I'm currently dealing with large amounts of real-time financial data that I must store (time series), meaning I can easily fill out GBs worth of data in a day.
The video course talks about introducing an additional partition key in order to split a partition with the purpose or reducing the size per partition requirement.
The video pointed out to using either a time based key or an arbitrary "bucket" key that gets incremented when the number of manageable rows has been reached.
With that in mind, this led me to the following problem: given that partition keys are only used as equality criteria (ie. point to the partition to find records), how do I find all the records that end up being spread across multiple partitions without having to specify either the bucket or timestamp key?
For example, I may receive 1M records in a single day, which would likely go over the 100-500Mb partition limit, so I wouldn't be able to set a partition on a per date basis, that means that my daily data would be broken down into hourly partitions, or alternatively, into "bucketed" partitions (for balanced partition sizes). This means that all my daily data would be spread across multiple partitions splits.
Given this scenario, how do I go about querying for all records for a given day? (additional clustering keys could include a symbol for which I want to have the results for, or I want all the records for that specific day)
Any help would be greatly appreciated.
Thank you.
Basically this goes down to choosing right resolution for your data. I would say first step for you would be to determinate what is best fit for your data. Lets for sake of example take 1 hour as something that is good and question is how to fetch all records for particular date.
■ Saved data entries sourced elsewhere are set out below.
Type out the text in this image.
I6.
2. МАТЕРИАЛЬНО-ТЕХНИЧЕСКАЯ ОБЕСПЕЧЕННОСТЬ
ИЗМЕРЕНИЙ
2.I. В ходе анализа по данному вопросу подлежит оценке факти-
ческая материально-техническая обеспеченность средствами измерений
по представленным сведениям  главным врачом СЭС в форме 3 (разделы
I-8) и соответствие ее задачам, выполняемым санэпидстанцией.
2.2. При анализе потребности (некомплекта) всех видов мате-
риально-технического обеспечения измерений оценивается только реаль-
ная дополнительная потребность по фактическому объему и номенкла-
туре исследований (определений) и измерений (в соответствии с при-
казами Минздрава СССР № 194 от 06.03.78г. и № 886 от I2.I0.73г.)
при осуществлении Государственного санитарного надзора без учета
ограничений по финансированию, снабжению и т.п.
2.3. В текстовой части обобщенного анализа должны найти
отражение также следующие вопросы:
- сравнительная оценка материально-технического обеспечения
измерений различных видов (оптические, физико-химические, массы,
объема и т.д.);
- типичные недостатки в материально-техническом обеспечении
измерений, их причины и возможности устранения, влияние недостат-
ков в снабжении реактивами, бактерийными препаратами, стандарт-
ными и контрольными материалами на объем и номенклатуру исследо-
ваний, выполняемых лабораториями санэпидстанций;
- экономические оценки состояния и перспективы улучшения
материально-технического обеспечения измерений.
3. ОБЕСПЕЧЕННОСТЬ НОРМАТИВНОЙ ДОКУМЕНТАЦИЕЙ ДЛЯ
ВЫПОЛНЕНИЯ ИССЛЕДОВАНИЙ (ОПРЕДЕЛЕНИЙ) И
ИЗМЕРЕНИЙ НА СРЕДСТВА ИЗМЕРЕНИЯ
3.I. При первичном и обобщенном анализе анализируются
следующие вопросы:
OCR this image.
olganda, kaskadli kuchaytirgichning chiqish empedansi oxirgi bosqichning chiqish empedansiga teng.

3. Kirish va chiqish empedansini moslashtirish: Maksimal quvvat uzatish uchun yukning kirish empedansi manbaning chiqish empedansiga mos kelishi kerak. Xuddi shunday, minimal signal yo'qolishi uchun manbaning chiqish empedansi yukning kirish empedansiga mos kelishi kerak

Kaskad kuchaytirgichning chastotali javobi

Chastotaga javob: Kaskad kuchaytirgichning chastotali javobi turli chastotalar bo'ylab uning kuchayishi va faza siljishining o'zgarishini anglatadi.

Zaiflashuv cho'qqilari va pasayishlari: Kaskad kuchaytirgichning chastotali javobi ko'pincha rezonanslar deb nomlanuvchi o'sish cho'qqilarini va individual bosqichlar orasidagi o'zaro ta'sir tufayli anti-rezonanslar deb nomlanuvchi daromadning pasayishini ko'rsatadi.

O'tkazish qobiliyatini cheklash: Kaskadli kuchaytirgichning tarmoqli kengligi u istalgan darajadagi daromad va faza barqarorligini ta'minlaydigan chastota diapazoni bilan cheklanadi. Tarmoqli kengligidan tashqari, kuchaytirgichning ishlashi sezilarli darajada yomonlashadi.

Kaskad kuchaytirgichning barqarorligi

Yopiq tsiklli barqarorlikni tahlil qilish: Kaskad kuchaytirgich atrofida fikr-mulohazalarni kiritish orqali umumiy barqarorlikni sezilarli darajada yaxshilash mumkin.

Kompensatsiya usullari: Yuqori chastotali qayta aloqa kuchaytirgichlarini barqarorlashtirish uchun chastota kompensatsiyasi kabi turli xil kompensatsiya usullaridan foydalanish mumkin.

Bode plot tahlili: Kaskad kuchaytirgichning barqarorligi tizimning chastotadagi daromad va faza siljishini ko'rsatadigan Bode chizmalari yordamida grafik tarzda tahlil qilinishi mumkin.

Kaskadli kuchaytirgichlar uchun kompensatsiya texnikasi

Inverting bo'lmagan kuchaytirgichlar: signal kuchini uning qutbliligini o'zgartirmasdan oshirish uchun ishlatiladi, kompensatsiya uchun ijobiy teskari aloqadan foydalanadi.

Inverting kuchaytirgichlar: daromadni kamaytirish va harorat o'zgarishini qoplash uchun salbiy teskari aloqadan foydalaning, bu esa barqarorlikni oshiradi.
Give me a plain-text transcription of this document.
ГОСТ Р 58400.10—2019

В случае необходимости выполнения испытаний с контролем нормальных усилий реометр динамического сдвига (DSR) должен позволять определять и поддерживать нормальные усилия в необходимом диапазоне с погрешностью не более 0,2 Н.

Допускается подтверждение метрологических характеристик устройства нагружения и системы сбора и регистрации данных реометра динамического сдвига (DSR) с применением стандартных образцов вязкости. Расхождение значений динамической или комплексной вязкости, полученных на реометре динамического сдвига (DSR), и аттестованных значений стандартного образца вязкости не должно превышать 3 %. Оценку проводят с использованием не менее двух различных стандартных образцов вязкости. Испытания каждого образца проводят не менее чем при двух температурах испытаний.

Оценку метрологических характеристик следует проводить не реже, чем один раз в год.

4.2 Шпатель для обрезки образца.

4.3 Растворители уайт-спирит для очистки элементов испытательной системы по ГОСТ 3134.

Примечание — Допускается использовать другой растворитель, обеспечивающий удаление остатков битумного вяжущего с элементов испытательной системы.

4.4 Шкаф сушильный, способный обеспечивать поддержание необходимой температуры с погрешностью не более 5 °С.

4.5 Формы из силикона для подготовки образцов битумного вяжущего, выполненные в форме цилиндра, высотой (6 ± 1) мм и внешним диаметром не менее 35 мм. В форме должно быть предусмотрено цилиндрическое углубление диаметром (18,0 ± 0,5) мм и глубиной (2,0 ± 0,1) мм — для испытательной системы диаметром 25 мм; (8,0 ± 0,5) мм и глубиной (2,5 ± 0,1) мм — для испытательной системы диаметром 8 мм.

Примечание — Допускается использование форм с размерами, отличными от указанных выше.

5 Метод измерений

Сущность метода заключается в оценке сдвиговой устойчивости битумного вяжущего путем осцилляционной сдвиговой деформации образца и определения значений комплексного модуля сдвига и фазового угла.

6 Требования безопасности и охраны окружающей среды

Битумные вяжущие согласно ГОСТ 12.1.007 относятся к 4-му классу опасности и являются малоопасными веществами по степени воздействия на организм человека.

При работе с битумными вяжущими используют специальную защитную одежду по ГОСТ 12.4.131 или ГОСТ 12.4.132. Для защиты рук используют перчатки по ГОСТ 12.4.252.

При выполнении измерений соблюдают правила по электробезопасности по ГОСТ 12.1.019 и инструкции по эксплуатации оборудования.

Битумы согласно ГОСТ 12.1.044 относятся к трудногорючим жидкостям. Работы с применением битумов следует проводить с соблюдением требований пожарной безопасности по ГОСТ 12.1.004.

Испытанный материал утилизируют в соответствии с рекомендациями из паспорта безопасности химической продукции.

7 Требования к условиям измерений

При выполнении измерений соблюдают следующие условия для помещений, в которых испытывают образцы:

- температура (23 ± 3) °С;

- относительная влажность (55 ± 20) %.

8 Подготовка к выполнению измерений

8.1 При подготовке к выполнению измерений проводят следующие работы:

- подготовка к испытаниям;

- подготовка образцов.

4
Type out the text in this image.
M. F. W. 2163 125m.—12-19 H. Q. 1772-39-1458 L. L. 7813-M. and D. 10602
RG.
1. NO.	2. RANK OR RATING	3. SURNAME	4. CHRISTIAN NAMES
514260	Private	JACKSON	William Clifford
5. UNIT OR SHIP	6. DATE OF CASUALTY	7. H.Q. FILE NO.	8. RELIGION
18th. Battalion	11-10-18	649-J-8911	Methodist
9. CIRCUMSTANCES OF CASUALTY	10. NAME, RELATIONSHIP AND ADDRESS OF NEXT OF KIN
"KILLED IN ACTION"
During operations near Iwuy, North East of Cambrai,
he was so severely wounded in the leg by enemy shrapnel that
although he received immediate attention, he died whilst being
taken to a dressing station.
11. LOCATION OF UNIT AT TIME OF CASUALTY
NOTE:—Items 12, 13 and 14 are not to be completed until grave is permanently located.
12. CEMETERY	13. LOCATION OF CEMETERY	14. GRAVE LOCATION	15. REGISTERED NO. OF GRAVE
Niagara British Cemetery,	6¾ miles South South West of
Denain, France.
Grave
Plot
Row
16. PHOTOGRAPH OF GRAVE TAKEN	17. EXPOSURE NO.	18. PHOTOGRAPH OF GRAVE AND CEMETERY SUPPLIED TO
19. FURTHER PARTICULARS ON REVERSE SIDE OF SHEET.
Your application logic will be slightly more complicated since you are trading simplicity for ability to store large amounts of data in distributed fashion. You take date which you need and issue 24 queries in a loop and glue data on application level. However when you glue that in can be huge (I do not know your presentation or export requirements so this can pull 1M to memory).
Other idea can be having one table as simple lookup table which has key of date and values of partition keys having financial data for that date. Than when you read you go first to lookup table to get keys and then to partitions having results. You can also store counter of values per partition key so you know what amount of data you expect.
All in all it is best to figure out some natural bucket in your data set and add it to date (organization, zip code etc.) and you can use trick with additional lookup table. This approach can be used for symbol you mentioned. You can have symbols as partition keys, clustering per date and values of partitions having results for that date as values. Than you query for symbol # on 29-10-2015 and you see partitions A, D and Z have results so you go to those partitions and get financial data from them and glue it together on application level.